Mainly, a very upright shoulder, she's a tad light on bone, and her hindquarter is a bit on the small side (but with good angles, so it might muscle up nicely and look balanced). Plus the narrow chest. These are all fairly minor flaws, the only thing that might affect her way of going is the upright shoulder and even that shouldn't be much of an issue with those lovely pasterns. She's also a wee bit weak through the loin but that's a "nothing" issue unless you want her to be a weight carrier in which case then the light bone would be a problem too.
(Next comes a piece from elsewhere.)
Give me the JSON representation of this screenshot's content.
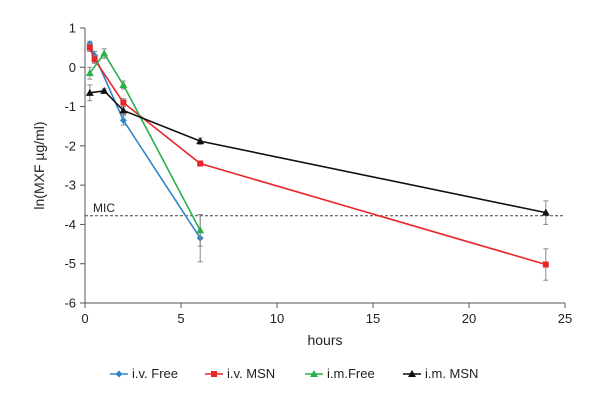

The narrow chest may make her a little more likely to knock herself as she moves, but contrary to popular belief, has little to do with heart and lung room.


----------



## chandra1313 (Jul 12, 2011)

She is pretty.


----------



## Critter sitter (Jun 2, 2012)

Pretty girl Good luck with her
_Posted via Mobile Device_


----------



## BarrelBunny (Jan 15, 2012)

Thanks!!  That makes me happy.. I was worried that someone else might find something that I overlooked. (I am a bit biased.)


----------



## SaddleStrings (May 15, 2012)

She has a lovely top line! Love her sweet expressive fave. Great looking mare.


----------



## BarrelBunny (Jan 15, 2012)

Thanks!  she LOOKS sweet, but I think thats her game plan :lol: more like mischievious. I don't think you'd call a thousand pound animal that is chasing you for your lollipop sweet. :rofl:
_Posted via Mobile Device_


----------



## Endiku (Dec 6, 2010)

I just love the rich color of her coat! I see no more flaws that BlueEyed does. She's lovely.


----------



## Lins (Nov 8, 2011)

Beautiful mare, I like her a lot. And that face.. So adorabley perfect!
_Posted via Mobile Device_


----------



## BarrelBunny (Jan 15, 2012)

Aww, thanks! That means a lot to me!
_Posted via Mobile Device_


----------